European journal of pain (London, England)




BACKGROUND AND OBJECTIVE: Intensive Interdisciplinary Pain Treatment (IIPT) for youth with high impact chronic pain has been found to be effective in improving child symptoms and functioning. However, it is unclear how these interventions impact the parents' own well-being, as well as cognitions and behaviors which are known to influence child pain and functioning. Thus, the current study sought to determine the effect of IIPT on parent mental health, cognitions, and behaviors in parents of youth attending IIPT with their child. DATABASES AND DATA TREATMENT: A search of the electronic databases CINAHL, Ovid EBM Reviews, Embase, Medline, APA PsychINFO, Scopus and web of Science was conducted. Studies were included if they comprised at least 10 parents of patients aged 9-22 with nonmalignant chronic pain attending an IIPT and were written in English. RESULTS: A random-effects model was used to pool the standardized mean change (SMC) across 7 pre-post studies.
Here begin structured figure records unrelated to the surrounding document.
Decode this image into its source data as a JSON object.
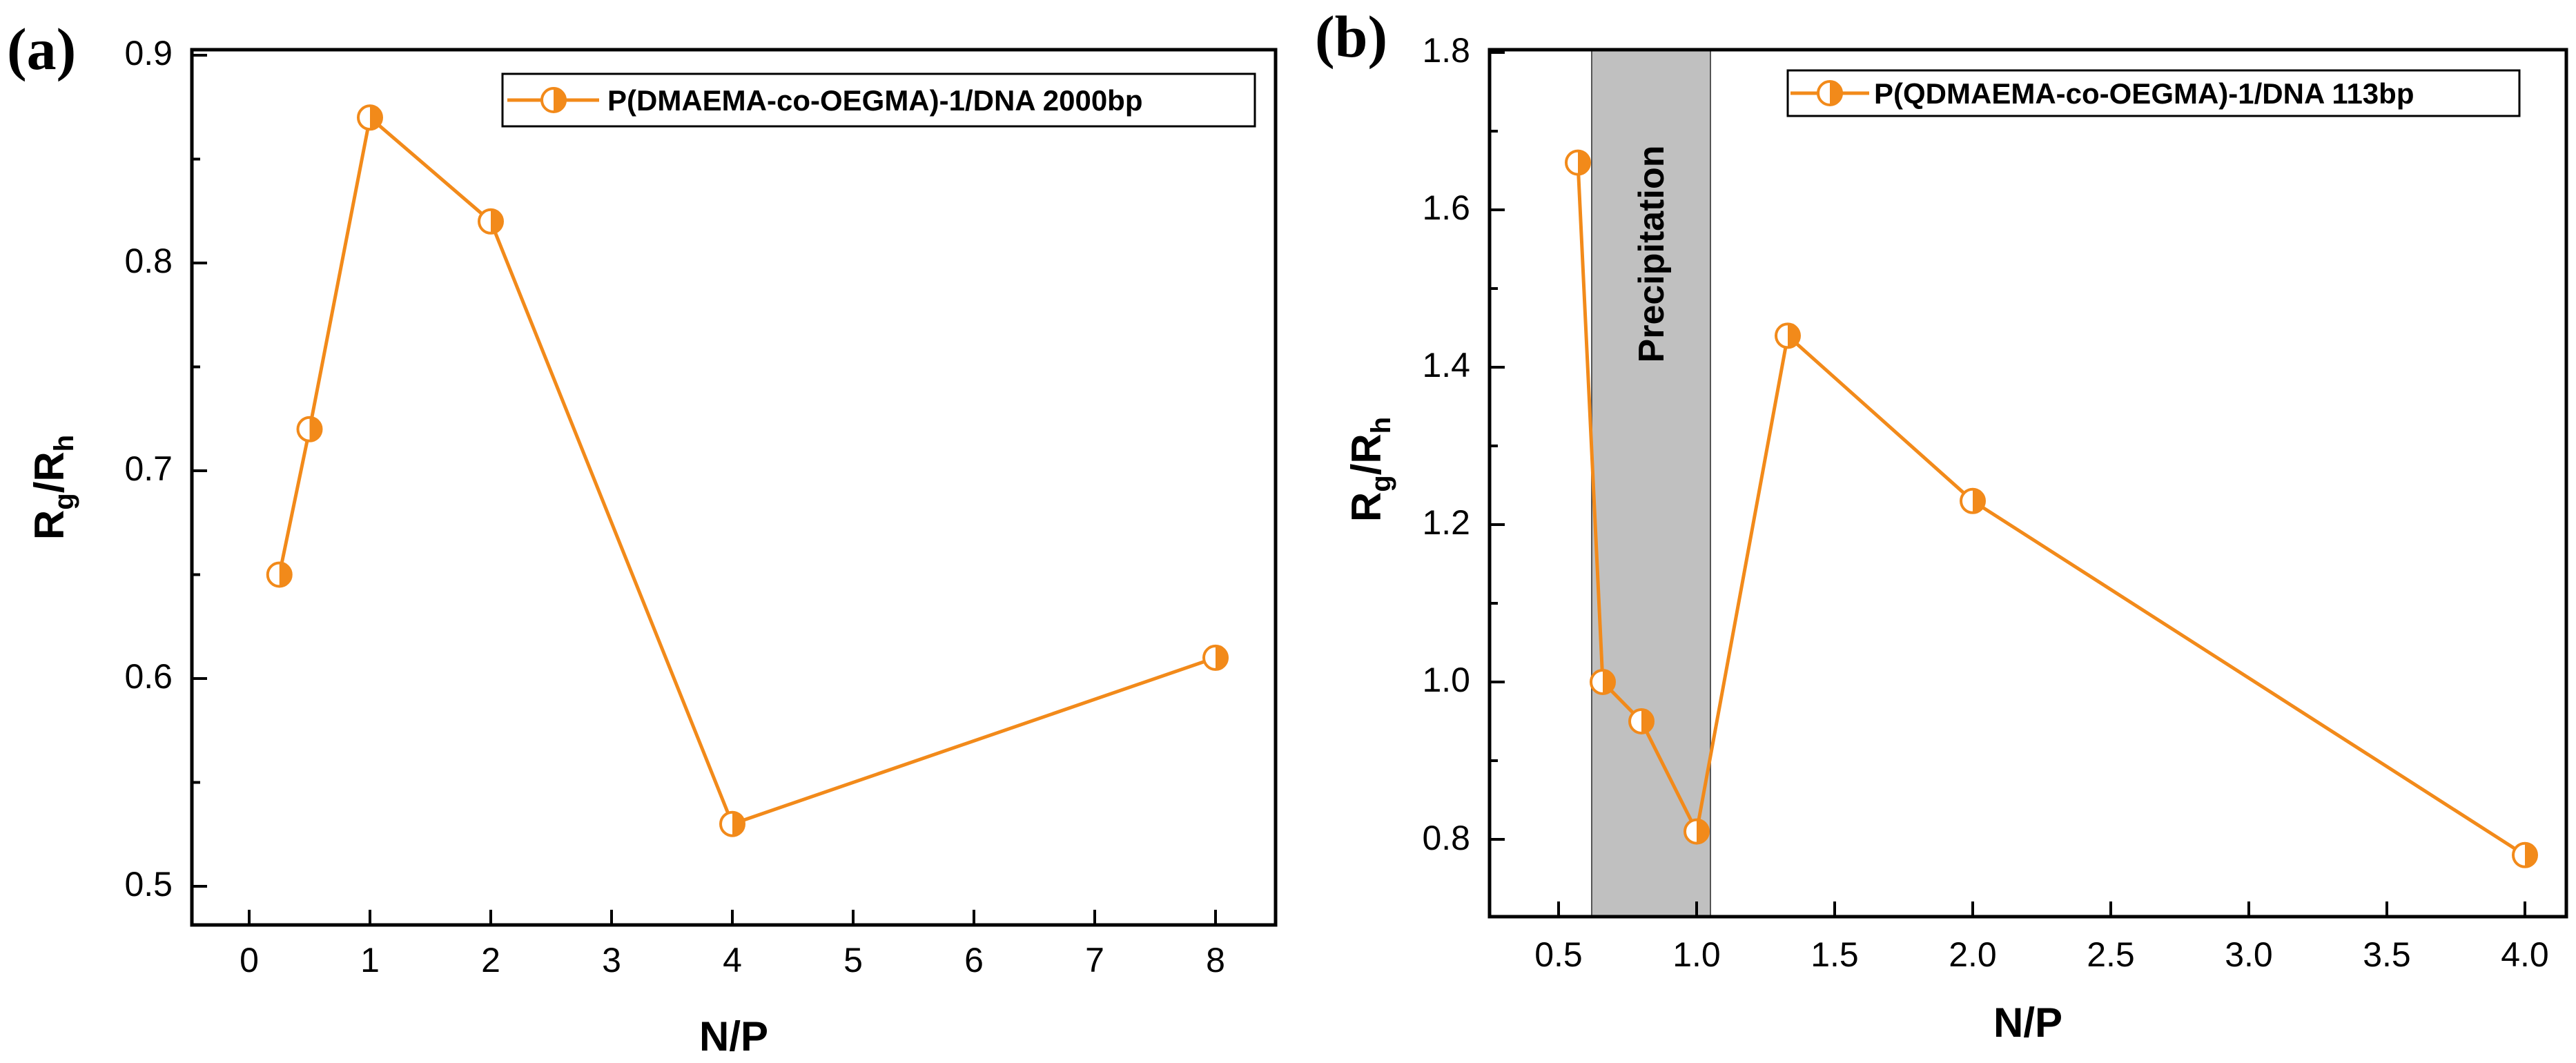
{
  "colors": {
    "series": "#F28A1A",
    "shade": "#C0C0C0",
    "axis": "#000000"
  },
  "chart_data": [
    {
      "panel": "(a)",
      "type": "line",
      "x_scale": "categorical",
      "categories": [
        "0",
        "1",
        "2",
        "3",
        "4",
        "5",
        "6",
        "7",
        "8"
      ],
      "xlabel": "N/P",
      "ylabel_main": "R",
      "ylabel_sub1": "g",
      "ylabel_mid": "/R",
      "ylabel_sub2": "h",
      "xlim": [
        -0.5,
        8.5
      ],
      "ylim": [
        0.48,
        0.9
      ],
      "yticks": [
        "0.5",
        "0.6",
        "0.7",
        "0.8",
        "0.9"
      ],
      "legend_position": "top-right",
      "series": [
        {
          "name": "P(DMAEMA-co-OEGMA)-1/DNA 2000bp",
          "x": [
            0.25,
            0.5,
            1,
            2,
            4,
            8
          ],
          "x_pos": [
            0.25,
            0.5,
            1,
            2,
            4,
            8
          ],
          "y": [
            0.65,
            0.72,
            0.87,
            0.82,
            0.53,
            0.61
          ]
        }
      ]
    },
    {
      "panel": "(b)",
      "type": "line",
      "x_scale": "categorical",
      "xlabel": "N/P",
      "ylabel_main": "R",
      "ylabel_sub1": "g",
      "ylabel_mid": "/R",
      "ylabel_sub2": "h",
      "xticks": [
        "0.5",
        "1.0",
        "1.5",
        "2.0",
        "2.5",
        "3.0",
        "3.5",
        "4.0"
      ],
      "xlim": [
        0.3,
        4.2
      ],
      "ylim": [
        0.7,
        1.8
      ],
      "yticks": [
        "0.8",
        "1.0",
        "1.2",
        "1.4",
        "1.6",
        "1.8"
      ],
      "legend_position": "top-right",
      "annotation": {
        "text": "Precipitation",
        "x_range": [
          0.62,
          1.05
        ]
      },
      "series": [
        {
          "name": "P(QDMAEMA-co-OEGMA)-1/DNA 113bp",
          "x": [
            0.57,
            0.66,
            0.8,
            1.0,
            1.33,
            2.0,
            4.0
          ],
          "x_pos": [
            0.57,
            0.66,
            0.8,
            1.0,
            1.33,
            2.0,
            4.0
          ],
          "y": [
            1.66,
            1.0,
            0.95,
            0.81,
            1.44,
            1.23,
            0.78
          ]
        }
      ]
    }
  ]
}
At discharge, IIPT participation was associated with small to moderate improvements in direct parental outcomes (general mental health, anxiety, depression, and parenting stress), a moderate improvement in pain catastrophizing and large improvements in psychological flexibility and parenting behaviors. Most improvements were maintained at follow-up. The risk of bias of all studies was rated as serious and the certainty of the evidence as low, suggesting limited confidence in the estimates. CONCLUSIONS: Although parents appear to benefit from attending an IIPT with their child, RCTs are needed to substantiate the effect of these interventions on important aspects of parent well-being and functioning.